Diversification involves launching a new product in a new market. It can also be the most rewarding, as a fresh perspective on a market can often pay huge dividends and deliver a huge competitive advantage to a smart and able company. A lot of research is needed to get things right, and perhaps consultancies will be called in to help educate the business about its new
challenges. Diversification can also decrease risk, because a large corporation can spread certain risks if it operates on more than one market.
Product Development is a medium risk strategy as the business is familiar with the market but not the new product. The business develops/introduces new products into existing markets with the aim of selling the new product to existing customer groups. For example Microsoft with their Xbox2 game console introduced the Kinect, and there is an additional feature on that allows customers to play without the use of a controller, much like the Nintendo Wii. This is an example of a new product which simply needs to be added onto the existing model aimed at the existing market.
ANSOFF MATRIX APPLIED TO APPLE INC.
Apple Inc. has diversified immensely since its inception and has emerged to be the leader in the computer industry because of its unique and timely innovative products and services. Same can be explained with the help of Ansoff’s matrix. Market development
The fourth and last strategy of ansoff is the market development. For market development and to increase revenue, Apple Inc. had a huge potential in emerging markets such as China and India. Even though there was intense competition in these markets, Apple’s differentiated strategy helped it develop its products/ services in these emerging markets. More than one million iPhones have already been sold and this reflects the demand for Apple products in other markets of the world. Market Penetration
The first strategy used by ansoff is the market penetration. This means that the existing market should be further developed that is selling more of your product in an existing market. This means that if Apple Inc. wants to sell more iPhones, it should convince the customers buying the product of its competitors to buy Apple’s products. There are several ways in which Apple Inc. might attempt to do so and two of them are: 1) Using pricing strategies:
This simply refers to advertise so that people get to know more about the
product being offered for sale and the organisation is able to maintain or to increase its market share. 2) Drive out competitors:
One of the main competitors of Apple Inc. is Samsung Electronics and it is very difficult for Apple Inc. to drive Samsung Electronics out of the market particularly after the launch of Samsung’s android operating system. So the best that Apple Inc. could do is that it could promote massively its products and this should be supported by a good pricing strategy as this would make the products of its competitors unattractive.

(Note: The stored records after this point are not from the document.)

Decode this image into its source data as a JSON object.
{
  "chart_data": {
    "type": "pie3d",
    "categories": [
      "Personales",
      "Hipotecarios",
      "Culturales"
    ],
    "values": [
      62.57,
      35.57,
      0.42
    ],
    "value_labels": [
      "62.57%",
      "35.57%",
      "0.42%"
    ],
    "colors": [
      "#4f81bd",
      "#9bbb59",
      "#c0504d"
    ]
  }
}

The third strategy is diversification that is launching a new product in a new market. Apple originally started as “Apple computers”, best known as the Macintosh personal computers. Later Apple Inc. shifted towards a digital hub strategy which was initiated by the launch of the iPod in 2001, followed by the IPhone in 2007 and finally the iPad in 2010. This helped the company to diversify as it not only produced personal computers but also many other digital products.
The “common thread” for all apple products/services was the organisation’s innovation and unique design which differentiated Apple from its various competitors and gave the company a competitive advantage over the other companies.
The second strategy involves launching a new product to the firm’s existing customers. Apple Inc., already have a global presence, in major markets, and the company understands it’s customer inside-out, it arguably offers the best trade-off between risk and reward. By launching the iPad, iPhone and operating systems to the same audience Apple Inc. builds up integrated customer relationships across multiple platforms and therefore creates brand loyalty. This increases the likelihood of new products being a success.